Она слегка усмехнулась:

— Вроде как.

— И ради репутации ты бросила его и забилась в этот медвежий угол и вышла беременной замуж за Дона, и теперь я расхаживаю по дому с поленом, а ты наливаешься бальзамом.

— Мне было семнадцать, — сказала она. — Что я понимала?

— Мне сейчас семнадцать.

— Тебе шестнадцать.

— Невелика разница.

— Ты не такая, какой я была в твоем возрасте. Ты сильная. Ты пошла в отца. Такая же решительная, как твой настоящий отец. Такая же упрямая. Он хотел жениться на мне, ни на что не глядя. Я сбежала ночью, нашла попутку, устроилась на работу в кафе. Там познакомилась с Доном. Он тогда не был таким подонком, но не был и завидной добычей ни по уму, ни по деньгам, так что всем было наплевать, пусть женится хоть на беременной. Я решила, что могу выйти замуж за него. С Брайаном я так поступить не могла. Он заслуживал лучшего.

— Более лучшего, чем ты?

— Просто «лучшего», — поправила она. — Нельзя сказать «более лучшего». Правильно: «лучшего».

— Ты спала тут годами или бродила по дому в ступоре от своего целительного бальзама, а теперь у тебя нашлось время поправлять мою речь?

— Брайан был хороший человек. Я не хотела портить ему жизнь.

— Как насчет моей жизни? — поинтересовалась я.

— Мне было семнадцать. Я плохо соображала.

— Такая у тебя отмазка? Молодая была?

— Я хотела, чтобы у тебя была крыша над головой. Дон сказал, ему все равно, от кого ребенок. Ему, дескать, нужна я. Я поверила, думала, у нас все получится, а Брайан будет жить своей жизнью. На следующий же день после свадьбы Дон напился и поставил мне фонарь под глазом, и я поняла, кто он таков, но деваться было уже некуда. Он получил от меня что хотел, а я попала в ад. На шестнадцать с лишним лет. Изредка он бывает тем человеком, за которого я тогда его принимала, но гораздо чаще — таким, каким я его знаю сейчас.
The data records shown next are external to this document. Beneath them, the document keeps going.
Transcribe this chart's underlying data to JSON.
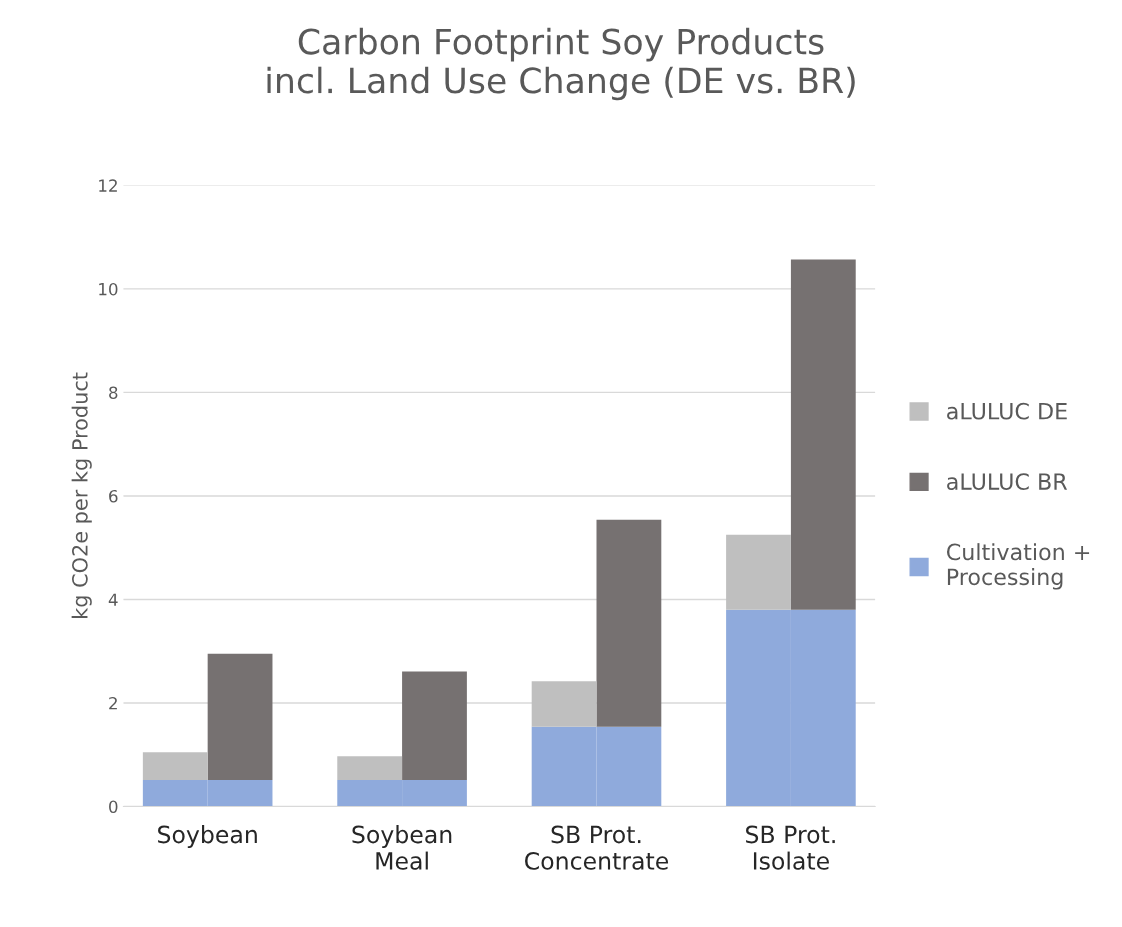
{
  "chart_data": {
    "type": "bar",
    "title": "Carbon Footprint Soy Products\nincl. Land Use Change (DE vs. BR)",
    "ylabel": "kg CO2e per kg Product",
    "categories": [
      "Soybean",
      null,
      null,
      "Soybean\nMeal",
      null,
      null,
      "SB Prot.\nConcentrate",
      null,
      null,
      "SB Prot.\nIsolate",
      null
    ],
    "stacked": true,
    "series": [
      {
        "name": "Cultivation +\nProcessing",
        "color": "#8faadc",
        "values": [
          0.51,
          0.51,
          null,
          0.51,
          0.51,
          null,
          1.54,
          1.54,
          null,
          3.8,
          3.8
        ]
      },
      {
        "name": "aLULUC BR",
        "color": "#767171",
        "values": [
          null,
          2.44,
          null,
          null,
          2.1,
          null,
          null,
          4.0,
          null,
          null,
          6.77
        ]
      },
      {
        "name": "aLULUC DE",
        "color": "#bfbfbf",
        "values": [
          0.54,
          null,
          null,
          0.46,
          null,
          null,
          0.88,
          null,
          null,
          1.45,
          null
        ]
      }
    ],
    "ylim": [
      0,
      12
    ],
    "yticks": [
      0,
      2,
      4,
      6,
      8,
      10,
      12
    ],
    "grid": "y",
    "legend": "right"
  }
}
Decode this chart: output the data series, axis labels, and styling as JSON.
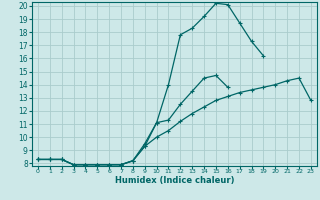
{
  "xlabel": "Humidex (Indice chaleur)",
  "background_color": "#cde8e8",
  "grid_color": "#aacccc",
  "line_color": "#006666",
  "xlim": [
    -0.5,
    23.5
  ],
  "ylim": [
    7.8,
    20.3
  ],
  "xticks": [
    0,
    1,
    2,
    3,
    4,
    5,
    6,
    7,
    8,
    9,
    10,
    11,
    12,
    13,
    14,
    15,
    16,
    17,
    18,
    19,
    20,
    21,
    22,
    23
  ],
  "yticks": [
    8,
    9,
    10,
    11,
    12,
    13,
    14,
    15,
    16,
    17,
    18,
    19,
    20
  ],
  "line1_y": [
    8.3,
    8.3,
    8.3,
    7.9,
    7.9,
    7.9,
    7.9,
    7.9,
    8.2,
    9.3,
    11.1,
    14.0,
    17.8,
    18.3,
    19.2,
    20.2,
    20.1,
    18.7,
    17.3,
    16.2,
    null,
    null,
    null,
    null
  ],
  "line2_y": [
    8.3,
    8.3,
    8.3,
    7.9,
    7.9,
    7.9,
    7.9,
    7.9,
    8.2,
    9.5,
    11.1,
    11.3,
    12.5,
    13.5,
    14.5,
    14.7,
    13.8,
    null,
    null,
    null,
    null,
    null,
    null,
    null
  ],
  "line3_y": [
    8.3,
    8.3,
    8.3,
    7.9,
    7.9,
    7.9,
    7.9,
    7.9,
    8.2,
    9.3,
    10.0,
    10.5,
    11.2,
    11.8,
    12.3,
    12.8,
    13.1,
    13.4,
    13.6,
    13.8,
    14.0,
    14.3,
    14.5,
    12.8
  ]
}
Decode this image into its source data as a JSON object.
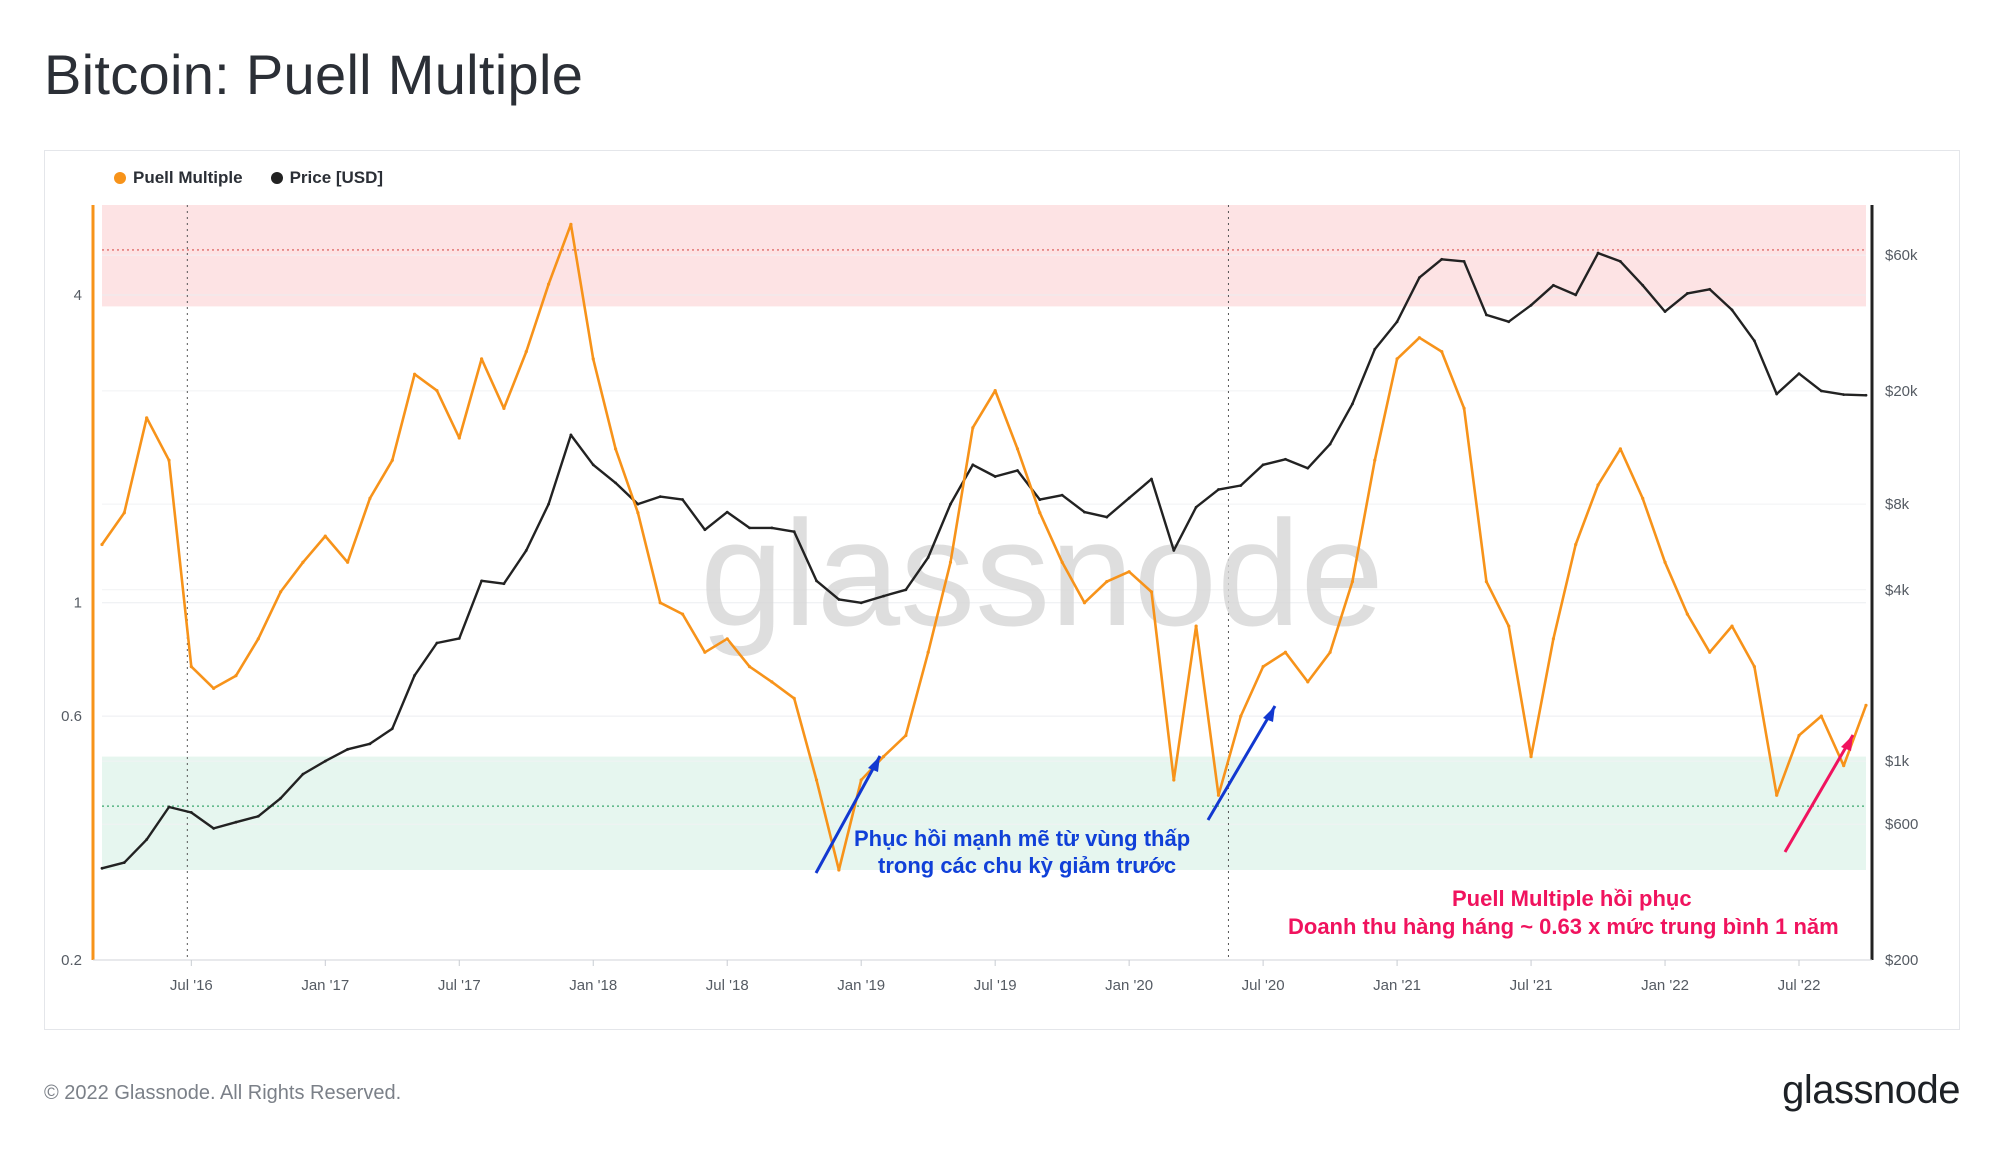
{
  "title": "Bitcoin: Puell Multiple",
  "footer": "© 2022 Glassnode. All Rights Reserved.",
  "logo": "glassnode",
  "watermark": "glassnode",
  "colors": {
    "puell": "#f7931a",
    "price": "#222222",
    "redZone": "#fde3e4",
    "greenZone": "#e6f6ef",
    "blueArrow": "#1238d0",
    "redArrow": "#f0135e"
  },
  "chart_data": {
    "type": "line",
    "title": "Bitcoin: Puell Multiple",
    "legend_position": "top-left",
    "x_ticks": [
      "Jul '16",
      "Jan '17",
      "Jul '17",
      "Jan '18",
      "Jul '18",
      "Jan '19",
      "Jul '19",
      "Jan '20",
      "Jul '20",
      "Jan '21",
      "Jul '21",
      "Jan '22",
      "Jul '22"
    ],
    "x_range": [
      "2016-03",
      "2022-10"
    ],
    "y_left": {
      "scale": "log",
      "ticks": [
        "0.2",
        "0.6",
        "1",
        "4"
      ],
      "range": [
        0.2,
        6
      ]
    },
    "y_right": {
      "scale": "log",
      "ticks": [
        "$200",
        "$600",
        "$1k",
        "$4k",
        "$8k",
        "$20k",
        "$60k"
      ],
      "range": [
        200,
        90000
      ]
    },
    "zones": [
      {
        "name": "red",
        "from": 3.8,
        "to": 6.0
      },
      {
        "name": "green",
        "from": 0.3,
        "to": 0.5
      }
    ],
    "series": [
      {
        "name": "Puell Multiple",
        "axis": "left",
        "x": [
          "2016-03",
          "2016-04",
          "2016-05",
          "2016-06",
          "2016-07",
          "2016-08",
          "2016-09",
          "2016-10",
          "2016-11",
          "2016-12",
          "2017-01",
          "2017-02",
          "2017-03",
          "2017-04",
          "2017-05",
          "2017-06",
          "2017-07",
          "2017-08",
          "2017-09",
          "2017-10",
          "2017-11",
          "2017-12",
          "2018-01",
          "2018-02",
          "2018-03",
          "2018-04",
          "2018-05",
          "2018-06",
          "2018-07",
          "2018-08",
          "2018-09",
          "2018-10",
          "2018-11",
          "2018-12",
          "2019-01",
          "2019-02",
          "2019-03",
          "2019-04",
          "2019-05",
          "2019-06",
          "2019-07",
          "2019-08",
          "2019-09",
          "2019-10",
          "2019-11",
          "2019-12",
          "2020-01",
          "2020-02",
          "2020-03",
          "2020-04",
          "2020-05",
          "2020-06",
          "2020-07",
          "2020-08",
          "2020-09",
          "2020-10",
          "2020-11",
          "2020-12",
          "2021-01",
          "2021-02",
          "2021-03",
          "2021-04",
          "2021-05",
          "2021-06",
          "2021-07",
          "2021-08",
          "2021-09",
          "2021-10",
          "2021-11",
          "2021-12",
          "2022-01",
          "2022-02",
          "2022-03",
          "2022-04",
          "2022-05",
          "2022-06",
          "2022-07",
          "2022-08",
          "2022-09",
          "2022-10"
        ],
        "values": [
          1.3,
          1.5,
          2.3,
          1.9,
          0.75,
          0.68,
          0.72,
          0.85,
          1.05,
          1.2,
          1.35,
          1.2,
          1.6,
          1.9,
          2.8,
          2.6,
          2.1,
          3.0,
          2.4,
          3.1,
          4.2,
          5.5,
          3.0,
          2.0,
          1.5,
          1.0,
          0.95,
          0.8,
          0.85,
          0.75,
          0.7,
          0.65,
          0.45,
          0.3,
          0.45,
          0.5,
          0.55,
          0.8,
          1.2,
          2.2,
          2.6,
          2.0,
          1.5,
          1.2,
          1.0,
          1.1,
          1.15,
          1.05,
          0.45,
          0.9,
          0.42,
          0.6,
          0.75,
          0.8,
          0.7,
          0.8,
          1.1,
          1.9,
          3.0,
          3.3,
          3.1,
          2.4,
          1.1,
          0.9,
          0.5,
          0.85,
          1.3,
          1.7,
          2.0,
          1.6,
          1.2,
          0.95,
          0.8,
          0.9,
          0.75,
          0.42,
          0.55,
          0.6,
          0.48,
          0.63
        ]
      },
      {
        "name": "Price [USD]",
        "axis": "right",
        "x": [
          "2016-03",
          "2016-04",
          "2016-05",
          "2016-06",
          "2016-07",
          "2016-08",
          "2016-09",
          "2016-10",
          "2016-11",
          "2016-12",
          "2017-01",
          "2017-02",
          "2017-03",
          "2017-04",
          "2017-05",
          "2017-06",
          "2017-07",
          "2017-08",
          "2017-09",
          "2017-10",
          "2017-11",
          "2017-12",
          "2018-01",
          "2018-02",
          "2018-03",
          "2018-04",
          "2018-05",
          "2018-06",
          "2018-07",
          "2018-08",
          "2018-09",
          "2018-10",
          "2018-11",
          "2018-12",
          "2019-01",
          "2019-02",
          "2019-03",
          "2019-04",
          "2019-05",
          "2019-06",
          "2019-07",
          "2019-08",
          "2019-09",
          "2019-10",
          "2019-11",
          "2019-12",
          "2020-01",
          "2020-02",
          "2020-03",
          "2020-04",
          "2020-05",
          "2020-06",
          "2020-07",
          "2020-08",
          "2020-09",
          "2020-10",
          "2020-11",
          "2020-12",
          "2021-01",
          "2021-02",
          "2021-03",
          "2021-04",
          "2021-05",
          "2021-06",
          "2021-07",
          "2021-08",
          "2021-09",
          "2021-10",
          "2021-11",
          "2021-12",
          "2022-01",
          "2022-02",
          "2022-03",
          "2022-04",
          "2022-05",
          "2022-06",
          "2022-07",
          "2022-08",
          "2022-09",
          "2022-10"
        ],
        "values": [
          420,
          440,
          530,
          690,
          660,
          580,
          610,
          640,
          740,
          900,
          1000,
          1100,
          1150,
          1300,
          2000,
          2600,
          2700,
          4300,
          4200,
          5500,
          8000,
          14000,
          11000,
          9500,
          8000,
          8500,
          8300,
          6500,
          7500,
          6600,
          6600,
          6400,
          4300,
          3700,
          3600,
          3800,
          4000,
          5200,
          8000,
          11000,
          10000,
          10500,
          8300,
          8600,
          7500,
          7200,
          8400,
          9800,
          5500,
          7800,
          9000,
          9300,
          11000,
          11500,
          10700,
          13000,
          18000,
          28000,
          35000,
          50000,
          58000,
          57000,
          37000,
          35000,
          40000,
          47000,
          43500,
          61000,
          57000,
          47000,
          38000,
          44000,
          45500,
          38500,
          30000,
          19500,
          23000,
          20000,
          19400,
          19300
        ]
      }
    ],
    "annotations": [
      {
        "text": "Phục hồi mạnh mẽ từ vùng thấp",
        "color": "blue"
      },
      {
        "text": "trong các chu kỳ giảm trước",
        "color": "blue"
      },
      {
        "text": "Puell Multiple hồi phục",
        "color": "red"
      },
      {
        "text": "Doanh thu hàng háng ~ 0.63 x mức trung bình 1 năm",
        "color": "red"
      }
    ]
  }
}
— И ты осталась жить в этом аду, и с виду вполне довольна.

— Мне кажется, Дон старался, как мог, — заступилась она. — Он любит меня — на свой лад.

— Допустим — но, к примеру, Джинкс-то не приходится каждую ночь прихватывать с собой в постель полено.

— Я осталась ради тебя.

— Нет, не ради меня. — Я подалась вперед. — Если б ты думала обо мне, мы бы давно уже уехали отсюда. Ты осталась, потому что у тебя умишка ни на что другое не хватило. Такая ты была еще прежде, чем начала пить свой бальзам. Слабая умом и довольная своей слабостью. Радовалась, что он стал бить тебя реже, чем прежде, и бьет не так сильно. Он загнал тебя в бутылку и выливает оттуда и использует, когда и как захочет. Хреново это, ма! Ты оставила меня с ним наедине, а сама летаешь себе на облачке. И в этом не бальзам виноват — ты виновата, мама.

Слова мои жалили ее, словно пчелы, — я этого и хотела.

— Ты права, — сказала она. — Я трусиха. Я струсила и бросила мужчину, которого любила, я спасовала перед жизнью и вышла замуж за такого же труса, я бросила тебя на произвол судьбы, но я не хотела.